The Agreement, while in writing, is not the declaration of the defendant card holder; rather, it is The Bank of Virginia's declaration. Consequently, the first element of compliance with Code 8 34-22; i.e., that the waiver be the declaration of the debtor, is not met. The Bank of Virginia, however, argues that by use of the card the card holder adopted the provisions of the Agreement and thus waived the homestead exemption. Under principles of contract law, The Bank of Virginia is correct and, therefore, most of the terms of the Agreement are, indeed, binding on the user. However, waiver of the homestead exemption is not governed by principles of contract law but, rather, by compliance with 8 34-22 of the Code.

The Bank of Virginia, then, could prevail only if that unsigned Agreement is determined to be "annexed to" the signed credit cards. It was not. .

Among other things, "annex" means "to add to the end. . . to subjoin; to affix. . . to unite to something preceding, as the main object; to connect with. . . to join; to connect." Webster's New Twentieth Century Dictionary, 2nd Ed. Generally, "annex" implies physical attachment.

The Bank of Virginia would have the word "annexed" mean the same as the term "incorporate." Strictly construing the statute against waiver, as is required here, I do not believe "annex* and "incorporate" are synonymous. If the legislature intended to mean the latter term, it would have used it.

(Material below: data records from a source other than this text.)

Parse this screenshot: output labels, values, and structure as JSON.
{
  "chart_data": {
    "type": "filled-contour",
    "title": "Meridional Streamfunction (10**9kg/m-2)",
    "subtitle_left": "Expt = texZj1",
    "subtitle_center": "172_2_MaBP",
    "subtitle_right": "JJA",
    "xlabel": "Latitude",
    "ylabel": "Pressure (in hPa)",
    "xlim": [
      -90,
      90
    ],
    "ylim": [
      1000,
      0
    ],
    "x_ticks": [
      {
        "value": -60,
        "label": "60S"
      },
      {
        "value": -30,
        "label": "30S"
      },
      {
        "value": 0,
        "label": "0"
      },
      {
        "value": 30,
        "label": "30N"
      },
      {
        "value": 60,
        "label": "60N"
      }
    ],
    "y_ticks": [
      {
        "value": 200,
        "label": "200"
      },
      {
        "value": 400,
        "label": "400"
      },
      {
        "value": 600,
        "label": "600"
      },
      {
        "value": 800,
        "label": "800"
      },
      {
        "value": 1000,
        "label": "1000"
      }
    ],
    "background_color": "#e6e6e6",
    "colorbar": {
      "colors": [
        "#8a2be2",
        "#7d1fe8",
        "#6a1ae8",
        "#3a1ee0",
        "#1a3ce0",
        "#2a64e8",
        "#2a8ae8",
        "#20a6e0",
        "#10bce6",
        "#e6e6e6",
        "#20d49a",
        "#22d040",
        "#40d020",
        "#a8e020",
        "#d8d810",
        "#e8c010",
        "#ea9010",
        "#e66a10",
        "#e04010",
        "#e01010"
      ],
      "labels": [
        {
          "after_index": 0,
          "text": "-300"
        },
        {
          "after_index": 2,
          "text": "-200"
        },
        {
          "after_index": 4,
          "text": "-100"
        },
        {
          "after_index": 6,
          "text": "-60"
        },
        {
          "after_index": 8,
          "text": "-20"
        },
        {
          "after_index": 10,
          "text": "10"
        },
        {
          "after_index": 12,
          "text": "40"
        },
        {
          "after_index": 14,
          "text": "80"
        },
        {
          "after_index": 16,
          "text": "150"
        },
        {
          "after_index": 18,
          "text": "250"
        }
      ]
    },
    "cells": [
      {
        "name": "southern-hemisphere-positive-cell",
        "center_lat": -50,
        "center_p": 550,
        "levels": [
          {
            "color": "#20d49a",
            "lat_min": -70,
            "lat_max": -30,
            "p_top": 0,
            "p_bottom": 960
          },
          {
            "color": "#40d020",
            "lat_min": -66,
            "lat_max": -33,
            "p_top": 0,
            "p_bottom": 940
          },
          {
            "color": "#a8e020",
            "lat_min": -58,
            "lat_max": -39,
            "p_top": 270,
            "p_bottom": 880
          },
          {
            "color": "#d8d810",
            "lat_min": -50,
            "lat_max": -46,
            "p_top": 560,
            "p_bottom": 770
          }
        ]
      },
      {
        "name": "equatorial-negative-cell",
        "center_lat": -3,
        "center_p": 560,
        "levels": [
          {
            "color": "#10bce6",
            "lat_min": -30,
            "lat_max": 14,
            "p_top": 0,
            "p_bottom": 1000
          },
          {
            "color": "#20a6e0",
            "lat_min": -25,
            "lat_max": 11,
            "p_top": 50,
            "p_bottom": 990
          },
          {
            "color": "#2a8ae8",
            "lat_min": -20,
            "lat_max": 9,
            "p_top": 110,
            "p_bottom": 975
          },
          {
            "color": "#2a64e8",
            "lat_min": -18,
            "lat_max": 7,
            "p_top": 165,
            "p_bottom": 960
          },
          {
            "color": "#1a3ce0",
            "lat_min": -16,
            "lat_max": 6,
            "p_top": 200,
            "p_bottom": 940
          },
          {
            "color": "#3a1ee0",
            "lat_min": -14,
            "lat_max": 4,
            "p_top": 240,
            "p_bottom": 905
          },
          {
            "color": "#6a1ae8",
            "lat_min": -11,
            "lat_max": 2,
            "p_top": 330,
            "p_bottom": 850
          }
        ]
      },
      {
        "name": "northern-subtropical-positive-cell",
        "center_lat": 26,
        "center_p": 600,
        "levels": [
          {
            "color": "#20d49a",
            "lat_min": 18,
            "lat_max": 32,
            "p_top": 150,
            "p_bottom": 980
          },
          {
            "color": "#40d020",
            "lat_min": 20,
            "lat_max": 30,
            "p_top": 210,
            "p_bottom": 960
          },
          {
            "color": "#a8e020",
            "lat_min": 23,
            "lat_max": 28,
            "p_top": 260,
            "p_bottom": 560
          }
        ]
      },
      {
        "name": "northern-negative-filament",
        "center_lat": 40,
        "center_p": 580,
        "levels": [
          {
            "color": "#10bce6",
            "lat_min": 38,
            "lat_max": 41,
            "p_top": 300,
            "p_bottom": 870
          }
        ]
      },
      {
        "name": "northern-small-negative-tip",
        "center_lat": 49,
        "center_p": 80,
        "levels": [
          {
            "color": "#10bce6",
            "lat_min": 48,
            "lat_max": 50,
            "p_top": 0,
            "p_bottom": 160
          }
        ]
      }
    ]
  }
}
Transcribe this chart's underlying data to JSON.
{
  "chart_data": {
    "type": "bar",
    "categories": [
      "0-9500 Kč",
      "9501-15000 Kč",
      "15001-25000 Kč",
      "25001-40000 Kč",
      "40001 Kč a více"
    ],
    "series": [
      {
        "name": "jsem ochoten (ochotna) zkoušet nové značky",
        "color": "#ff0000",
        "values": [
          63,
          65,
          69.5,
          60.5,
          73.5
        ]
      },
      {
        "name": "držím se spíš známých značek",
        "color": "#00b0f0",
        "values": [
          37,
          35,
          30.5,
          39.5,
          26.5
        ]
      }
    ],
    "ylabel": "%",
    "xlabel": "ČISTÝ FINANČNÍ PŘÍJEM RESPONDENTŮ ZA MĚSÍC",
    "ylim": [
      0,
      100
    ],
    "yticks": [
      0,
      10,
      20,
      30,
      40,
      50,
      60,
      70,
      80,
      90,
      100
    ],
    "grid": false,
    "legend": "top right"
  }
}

The obvious reason for using "annex" instead of "incorporate" was that if the "writing* contemplated in 8 34-22 was something so closely related _ to the instrument being signed by being attached; i.e., annexed, there would be at least some assurance that a *409person waiving such an important right would be more likely to read the document and, therefore, be aware of that fact. I conclude, therefore, that the defendant did not waive the homestead exemption.

This decision is the same as that of the General District Court. Defendant says that while she is responsible for the costs in the General District Court, it is inequitable to hold her responsible for those attributable to this appeal, as that was The Bank of Virginia’s choice. I agree, and General District Court costs only will be awarded against the defendant.